By "data quality" we refer to the characteristics of data with respect to its completeness,
correctness and reliability. Poor data quality can lead to models of low performance and unreliable
predictions.

The examples of data quality issues include:
- missing values
- incorrect or inconsistent data entries
- presence of outliers
- impossible values
- contradictory data
- inconsistent formatting
- wrong data types
- duplicate records
- etc.

## 1. Data Validation

Data validation is a process of checking if the data conforms to predefined rules and constraints.
It is used to ensure that the data is accurate, complete, and reliable before it is used for
analysis or modeling.

Here, we focus mainly on automated data validation techniques that can be integrated into data
pipelines. This is somewhat different from the data validation that is performed at runtime in
applications to validate user inputs, web form data, etc.

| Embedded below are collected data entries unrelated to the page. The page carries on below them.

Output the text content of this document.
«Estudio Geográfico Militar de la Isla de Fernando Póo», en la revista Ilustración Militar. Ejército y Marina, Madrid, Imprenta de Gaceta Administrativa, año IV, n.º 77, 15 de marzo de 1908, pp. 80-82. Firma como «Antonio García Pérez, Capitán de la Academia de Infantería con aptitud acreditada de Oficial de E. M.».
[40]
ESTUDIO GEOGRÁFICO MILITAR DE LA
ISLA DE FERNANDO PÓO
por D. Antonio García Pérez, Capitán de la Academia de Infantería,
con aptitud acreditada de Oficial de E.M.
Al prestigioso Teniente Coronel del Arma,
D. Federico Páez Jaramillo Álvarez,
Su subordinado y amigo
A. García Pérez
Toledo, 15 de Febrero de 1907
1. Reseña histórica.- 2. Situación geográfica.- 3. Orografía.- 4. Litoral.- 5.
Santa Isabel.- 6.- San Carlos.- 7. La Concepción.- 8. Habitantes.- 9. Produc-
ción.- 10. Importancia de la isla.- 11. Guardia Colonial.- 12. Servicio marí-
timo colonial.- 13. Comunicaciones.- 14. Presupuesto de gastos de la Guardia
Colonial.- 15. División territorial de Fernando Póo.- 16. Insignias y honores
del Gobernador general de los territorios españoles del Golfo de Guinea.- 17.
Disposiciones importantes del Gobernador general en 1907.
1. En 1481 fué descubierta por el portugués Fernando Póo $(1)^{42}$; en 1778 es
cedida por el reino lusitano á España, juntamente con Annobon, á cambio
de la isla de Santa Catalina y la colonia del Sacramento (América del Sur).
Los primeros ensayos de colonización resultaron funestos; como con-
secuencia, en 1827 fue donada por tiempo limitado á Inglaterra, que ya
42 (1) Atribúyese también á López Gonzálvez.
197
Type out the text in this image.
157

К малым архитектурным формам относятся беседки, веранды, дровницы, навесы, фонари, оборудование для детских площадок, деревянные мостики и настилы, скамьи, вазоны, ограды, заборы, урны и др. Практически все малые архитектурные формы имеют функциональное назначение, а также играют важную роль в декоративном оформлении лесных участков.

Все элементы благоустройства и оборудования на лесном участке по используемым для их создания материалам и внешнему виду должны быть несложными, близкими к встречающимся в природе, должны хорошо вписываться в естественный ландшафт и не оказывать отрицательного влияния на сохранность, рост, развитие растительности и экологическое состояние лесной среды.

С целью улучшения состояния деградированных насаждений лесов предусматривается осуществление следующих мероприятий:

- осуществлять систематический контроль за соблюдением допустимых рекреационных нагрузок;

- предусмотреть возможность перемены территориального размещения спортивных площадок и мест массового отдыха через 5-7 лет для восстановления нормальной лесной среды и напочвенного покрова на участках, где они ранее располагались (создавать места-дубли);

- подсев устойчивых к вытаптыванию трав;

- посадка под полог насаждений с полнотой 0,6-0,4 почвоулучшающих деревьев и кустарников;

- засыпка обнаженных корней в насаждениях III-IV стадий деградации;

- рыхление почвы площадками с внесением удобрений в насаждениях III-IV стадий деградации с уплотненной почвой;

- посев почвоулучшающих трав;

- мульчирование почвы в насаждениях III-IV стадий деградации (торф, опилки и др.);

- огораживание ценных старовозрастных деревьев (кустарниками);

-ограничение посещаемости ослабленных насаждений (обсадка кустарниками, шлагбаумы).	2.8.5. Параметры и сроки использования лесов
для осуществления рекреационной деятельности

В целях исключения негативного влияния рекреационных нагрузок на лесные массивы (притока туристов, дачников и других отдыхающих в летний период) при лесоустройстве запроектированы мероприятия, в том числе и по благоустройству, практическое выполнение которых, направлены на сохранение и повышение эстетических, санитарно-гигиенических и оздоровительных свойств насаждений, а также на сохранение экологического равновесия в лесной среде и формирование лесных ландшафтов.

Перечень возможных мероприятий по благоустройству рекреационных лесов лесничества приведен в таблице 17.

There are multiple open source (some of them are a part of larger commercial systems) libraries
available for data validation in Python. Some of the popular ones include:

- Great Expectations - https://github.com/great-expectations/great_expectations
- Pandera - https://pandera.readthedocs.io
- Pointblank - https://posit-dev.github.io/pointblank/
- Soda Core - https://github.com/sodadata/soda-core

Your task is to implement the following scenario:

- Use the following dataset:
- Get familiar with the dataset - gain a basic understanding of the domain the dataset represents
- Introduce the some errors/disturbances into the dataset:
    - replace some values randomly with NaN
    - for a categorical attribute replace some of the items with new values that should be
      considered incorrect
    - change some values to be outside of the expected range
    - change some values of integer semantic to have fractional part
    - introduce some errors that are correct with respect to the domain of particular attributes but
      are invalid if we consider the relationship between attributes, e.g., start date is later than
      end date
- Use one of the data validation libraries to model the data validation rules and detect the
  errors/disturbances. Here, you are in a privileged position as you know what errors were
  introduced into the dataset. However, try to use some exploratory data features of the library to
  detect the errors/disturbances before you implement the rules.
- Investigate the results. Depending on the library, you should be able to generate a
  machine-readable report and/or a human-readable report. A human-readable report may be reviewed by
  a human responsible for data quality, while a machine-readable report may be used to implement
  automated pipelines that can detect errors/disturbances in the data and take appropriate actions.


## 2. Data Monitoring

Data monitoring involves continuously tracking the quality of data over time to detect any issues
that may arise. This is important because data quality can occur due to various reasons such as
changes in data sources, data collection processes, or data processing pipelines. By monitoring data
quality systems can identify issues and address them accordingly before they impact the operations
of the machine learning models.

Some of the features of data monitoring may overlap with data validation.

There are multiple tools available for data monitoring. Just to name a few:

- Evidently AI - https://docs.evidentlyai.com/introduction
- WhyLabs-oss + WhyLogs
    - https://github.com/whylabs/whylabs-oss
    - https://github.com/whylabs/whylabs-oss
    - https://docs.whylabs.ai/docs/